Do Superligi pozyskany został ostatnio Didier Drogba. Dołączył do takich gwiazd jak Nicolas Anelka, Frederic Kanoute i Yakubu Aiyegbeni. Obecnie każdy szanujący się klub chiński, który chce odnosić sukcesy, musi zdobyć dobrego zawodnika, grającego do niedawna w najlepszych ligach świata.

Moda ta, przekładająca się na zainteresowanie kibiców, jest tak powszechna, że nawet średniej klasy kluby muszą zatrudniać sławnych piłkarzy. Zaniepokojeni tym zjawiskiem specjaliści rozpoczęli otwartą dyskusję na łamach portalu Bandaochenbao, która wzbudziła ożywioną polemikę na ten temat.

Gwiazdy futbolu, które są gotowe przyjechać do Chin, okres świetności mają za sobą. Według ocen analityków, większość zakupionych przez kluby zawodników reprezentuje poziom trzeciorzędnej grupy piłkarzy Champions League. Dołączyły wprawdzie do nich wielkie nazwiska, jak Anelka, Drogba czy Kanoute, które mają przynieść sukcesy sportowe i wymierne efekty finansowe, ale nie zmienia to wciąż niskiego poziomu Superligi chińskiej.

Obecnie każdy z liczących się klubów - kantoński Hengda, pekiński Guoan, czy szanghajski Shenhua ma w swoim składzie byłe gwiazdy europejskiego futbolu. Do tego dochodzą mniej znane, sprowadzane najczęściej z Brazylii. W efekcie ponad połowę składu drużyn stanowią cudzoziemcy. Kluby mają pokaźne fundusze, z którymi nie mogą się równać nawet zamożne zespoły z Arabii Saudyjskiej, Zjednoczonych Emiratów Arabskich czy Kataru.

Roczne gaże gwiazd futbolu są około dwukrotnie wyższe niż w Europie. Łącznie kosztują chińskie kluby ponad 500 mln juanów (około 265 mln zł). Ich honoraria są niewiele niższe niż łączna wartość wynagrodzeń pozostałych zawodników.

Jeśli przyjrzeć się bliżej efektom zatrudniania wielkich gwiazd, to są one, zdaniem chińskich analityków, niewspółmierne z nakładami finansowymi.
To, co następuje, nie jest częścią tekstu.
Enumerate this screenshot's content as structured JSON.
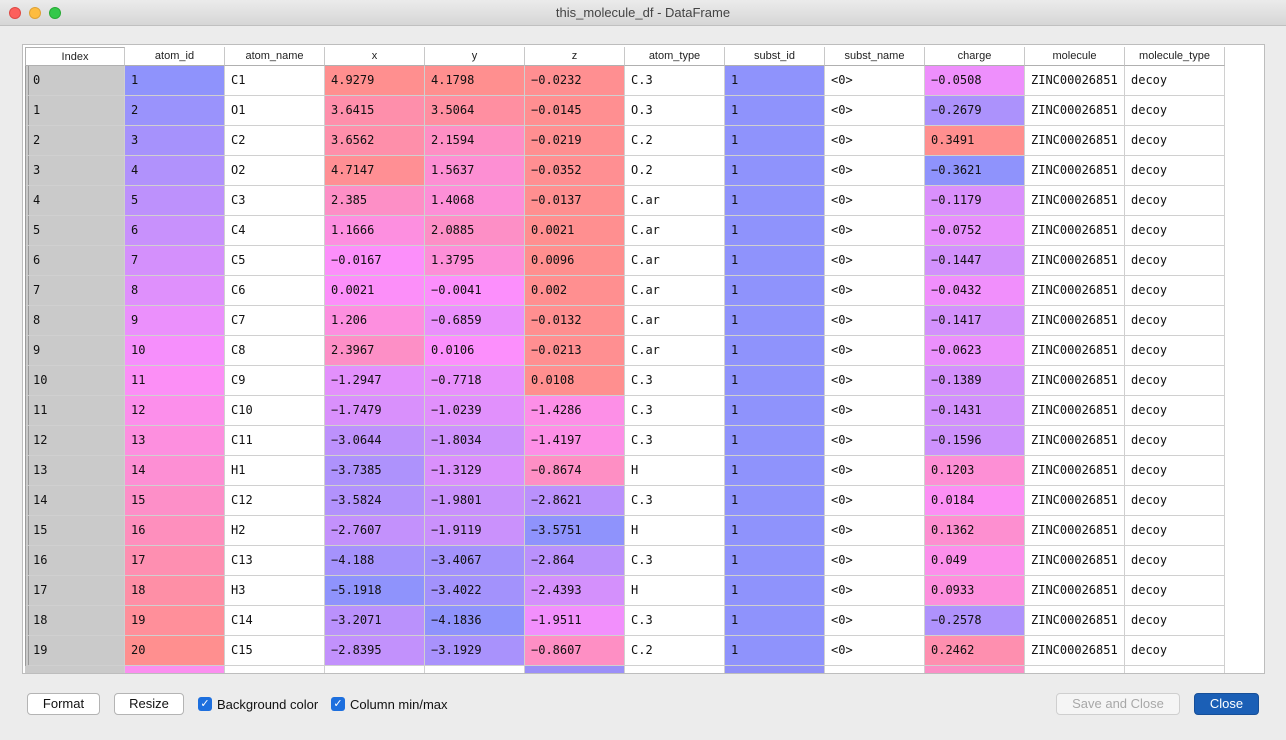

Jedynym sukcesem było wejście klubu kantońskiego Hengda do czołowej ósemki azjatyckiej Champions League (AFC). W wielu przypadkach zatrudnienie cudzoziemców nie przynosi pożądanych skutków. Szanghajski Shenhua ma wielu zagranicznych zawodników, ale jego pozycja cały czas spada; obecnie zajmuje 12. miejsce w tabeli.

Sprowadzanie gwiazd światowego futbolu ma na celu nie tylko doraźne sukcesy, ale też podniesienie ogólnego poziomu chińskiej piłki i popularyzację tego sportu wśród młodzieży. Zdaniem analityków, na takie efekty jest jeszcze za wcześnie i pieniądze wydane na zakup znanych zawodników mogą być chybioną inwestycją.